Overnight SURE cell culture in LB-carbenecillin
Posted 17 July 2009 - 11:34 AM
I have been trying to clone a gene into SURE cells using Pmal vector. I did the ligation and transformed the plasmid into SURe cells. I got growth on my transformation plates (about 2 colonies in each plate) so I inoculated 5ml LB broth with Carbenecillin (for selection) with one colony and grew the cells overnight. But the next day, my tubes dont go cloudy and when I centrifuge the tubes to get the lysates (as per QIAspin mini prep protocol), I dont get any cell lysates at the bottom of my tubes.

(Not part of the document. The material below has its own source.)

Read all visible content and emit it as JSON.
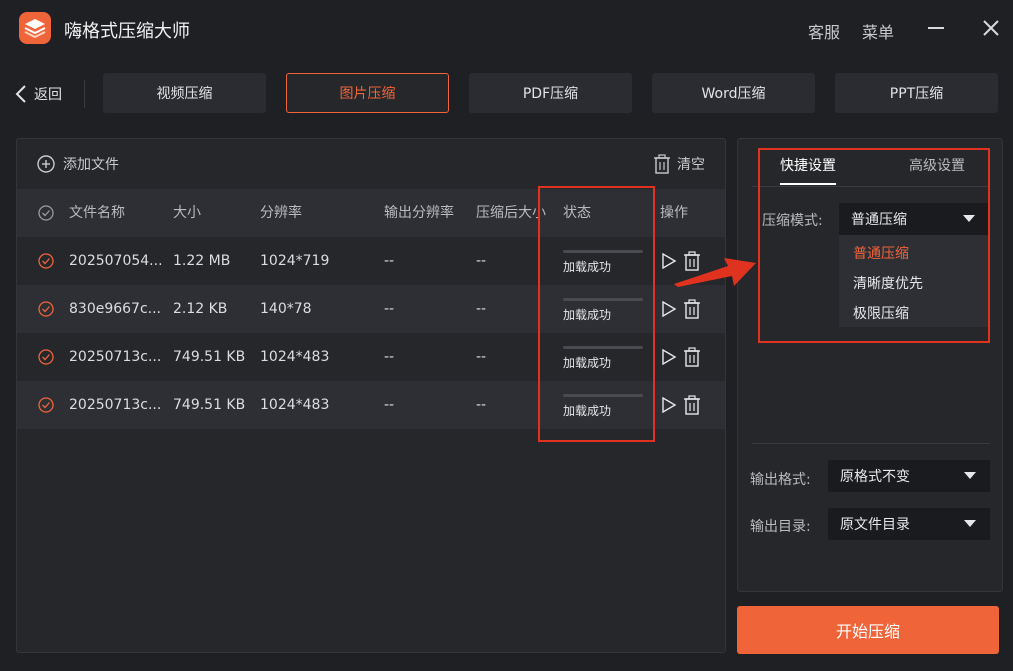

Can anyone help me please?? I have tried this transformation and inoculation for over 2 weeks now and still no result!
Thank you so much
Posted 18 July 2009 - 05:11 PM
Career In Life Science
Posted 18 July 2009 - 06:19 PM
Maybe try using pBluescript as a positive control and see what you get... that's a good starting point in my opinion.
Posted 20 July 2009 - 03:51 AM
My advice is clone the fragments into TOPO cloning first and subsequently subclone it into your own vector. By doing this you would get higher concentration of DNA insert compare from the fragments you got from PCR.
Posted 20 July 2009 - 10:30 AM
I asked a few seniors in my lab and they said two colonies is good enough for my type of coloning but it is strange that when I take the colonies for overnight growth in Carbenecillin-LB, they do not grow and the solution does not go cloudy. Even when I am able to isolate plasmids, the concentration I get from mini spin prep kit is so low (25ng/ul).
Oh and my Carbenecillin concentration is 50 ug/ml.